Project Memoria

Securing TCP/IP Stacks

Forescout Research Labs launched its Project Memoria initiative in 2020 with the mission of providing the cybersecurity community with the most extensive study to date of TCP/IP stacks security.

Under Project Memoria, Forescout researchers collaborate with industry peers, universities and research institutes to analyze common mistakes associated with vulnerabilities in TCP/IP stacks, identify the threats they pose to the extended enterprise and determine best practices to mitigate the risk.

Impact

97

Vulnerabilities

250000+

Products Affected

81

Public Advisories

422

Impacted Vendors

Project Memoria Concludes

Over the past 18 months we have announced 5 different phases of vulnerability research with a total of 97 vulnerabilities, affecting 14 TCP/IP stacks. This report summarizes the key findings and mitigation steps that organizations can take to protect themselves from the vulnerabilities found.

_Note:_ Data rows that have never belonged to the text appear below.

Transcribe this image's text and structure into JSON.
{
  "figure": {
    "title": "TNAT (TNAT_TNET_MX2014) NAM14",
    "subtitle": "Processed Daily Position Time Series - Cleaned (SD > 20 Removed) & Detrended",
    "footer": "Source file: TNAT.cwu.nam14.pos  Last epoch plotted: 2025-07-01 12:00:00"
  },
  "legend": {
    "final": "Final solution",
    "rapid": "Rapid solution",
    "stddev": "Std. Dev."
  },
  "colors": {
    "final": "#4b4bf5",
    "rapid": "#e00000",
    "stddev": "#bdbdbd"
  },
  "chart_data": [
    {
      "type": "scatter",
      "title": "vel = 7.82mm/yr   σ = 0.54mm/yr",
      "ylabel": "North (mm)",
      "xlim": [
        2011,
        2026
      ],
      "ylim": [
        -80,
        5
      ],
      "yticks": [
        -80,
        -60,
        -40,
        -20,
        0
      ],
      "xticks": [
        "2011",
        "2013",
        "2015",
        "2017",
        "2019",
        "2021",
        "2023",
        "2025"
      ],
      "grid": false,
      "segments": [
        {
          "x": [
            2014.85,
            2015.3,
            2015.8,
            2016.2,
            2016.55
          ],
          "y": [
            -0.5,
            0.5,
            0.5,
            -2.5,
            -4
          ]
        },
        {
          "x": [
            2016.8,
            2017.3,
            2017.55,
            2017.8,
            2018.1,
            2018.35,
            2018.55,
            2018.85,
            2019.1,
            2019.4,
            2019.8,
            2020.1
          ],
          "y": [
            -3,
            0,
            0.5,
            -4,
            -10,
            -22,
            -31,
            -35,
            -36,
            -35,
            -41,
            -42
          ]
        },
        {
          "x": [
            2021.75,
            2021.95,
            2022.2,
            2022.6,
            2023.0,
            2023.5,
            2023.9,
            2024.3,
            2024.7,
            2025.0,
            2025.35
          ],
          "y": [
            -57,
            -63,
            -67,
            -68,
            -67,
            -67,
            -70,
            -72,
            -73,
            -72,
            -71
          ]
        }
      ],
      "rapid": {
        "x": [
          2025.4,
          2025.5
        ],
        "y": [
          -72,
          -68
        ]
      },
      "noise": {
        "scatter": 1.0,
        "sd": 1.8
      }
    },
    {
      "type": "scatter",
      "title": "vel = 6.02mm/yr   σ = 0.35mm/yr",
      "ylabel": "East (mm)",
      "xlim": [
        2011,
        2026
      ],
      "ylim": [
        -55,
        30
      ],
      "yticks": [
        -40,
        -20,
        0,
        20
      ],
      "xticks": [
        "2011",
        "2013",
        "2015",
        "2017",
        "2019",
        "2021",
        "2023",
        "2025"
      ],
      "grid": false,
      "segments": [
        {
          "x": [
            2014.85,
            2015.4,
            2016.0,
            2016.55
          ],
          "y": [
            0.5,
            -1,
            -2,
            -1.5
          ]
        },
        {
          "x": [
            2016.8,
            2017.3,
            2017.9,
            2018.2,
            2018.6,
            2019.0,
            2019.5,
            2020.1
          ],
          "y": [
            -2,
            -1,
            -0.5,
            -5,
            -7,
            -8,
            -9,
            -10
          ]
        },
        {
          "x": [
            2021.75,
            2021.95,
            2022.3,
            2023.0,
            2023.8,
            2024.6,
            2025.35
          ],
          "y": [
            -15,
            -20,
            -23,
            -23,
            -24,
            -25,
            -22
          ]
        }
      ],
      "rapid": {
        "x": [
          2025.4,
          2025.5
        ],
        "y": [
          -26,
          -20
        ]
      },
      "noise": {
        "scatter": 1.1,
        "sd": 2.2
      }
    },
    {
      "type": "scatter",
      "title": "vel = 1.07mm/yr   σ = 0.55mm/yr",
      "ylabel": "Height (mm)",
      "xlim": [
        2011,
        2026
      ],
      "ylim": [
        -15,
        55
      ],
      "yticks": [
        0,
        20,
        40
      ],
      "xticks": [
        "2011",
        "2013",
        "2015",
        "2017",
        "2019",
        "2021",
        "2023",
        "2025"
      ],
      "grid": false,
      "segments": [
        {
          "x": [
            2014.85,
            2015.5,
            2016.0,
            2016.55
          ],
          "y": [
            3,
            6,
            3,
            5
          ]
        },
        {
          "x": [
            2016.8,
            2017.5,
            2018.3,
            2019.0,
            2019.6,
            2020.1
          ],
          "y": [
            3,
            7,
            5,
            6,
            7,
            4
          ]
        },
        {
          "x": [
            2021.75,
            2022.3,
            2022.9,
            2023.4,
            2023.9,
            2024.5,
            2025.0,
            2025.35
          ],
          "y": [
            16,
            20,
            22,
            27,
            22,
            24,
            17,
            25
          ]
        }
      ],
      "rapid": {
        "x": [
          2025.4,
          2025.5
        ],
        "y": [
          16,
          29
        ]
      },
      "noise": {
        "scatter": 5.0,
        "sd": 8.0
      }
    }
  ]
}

Concluding Project Memoria does not mean that our work is done, either for TCP/IP stacks or other foundational components of the connected device ecosystem. As we did in previous studies, we invite other researchers and device vendors to continue this work and collaborate with us in future research.

AMNESIA:33

AMNESIA:33, the first study under Project Memoria, published December 8, 2020. AMNESIA:33 is a set of 33 new memory-corrupting vulnerabilities impacting millions of IoT, OT and IT devices that present an immediate risk for organizations worldwide.

NUMBER:JACK

NUMBER:JACK, Project Memoria’s second study, published February 10, 2021. It disclosed nine vulnerabilities in multiple TCP/IP stacks that can improperly generate ISNs (Initial Sequence Numbers) within TCP connections, leaving a device’s TCP connections open to attacks.

NAME:WRECK

NAME:WRECK is a collaborative study published by Forescout Research Labs and JSOF on April 13, 2021. It discloses nine vulnerabilities affecting four popular TCP/IP stacks used in millions of IoT, OT and IT devices and allows for Denial of Service or Remote Code Execution.

INFRA:HALT

Forescout Research Labs and JFrog Security Research discovered 14 new vulnerabilities affecting closed source TCP/IP stack NicheStack. The report, published on August 4, 2021, describes how the vulnerabilities allow for Denial of Service or Remote Code Execution primarily affecting operational technology (OT) and industrial control system (ICS) devices.

NUCLEUS:13

Forescout Research Labs, with support from Medigate Labs, have discovered a set of 13 new vulnerabilities affecting the Nucleus TCP/IP stack, which we are collectively calling NUCLEUS:13. The report, published on November 9, 2021, outlines how the new vulnerabilities allow for remote code execution, denial of service, and information leak. Nucleus is used in safety-critical devices, such as anesthesia machines, patient monitors and others in healthcare.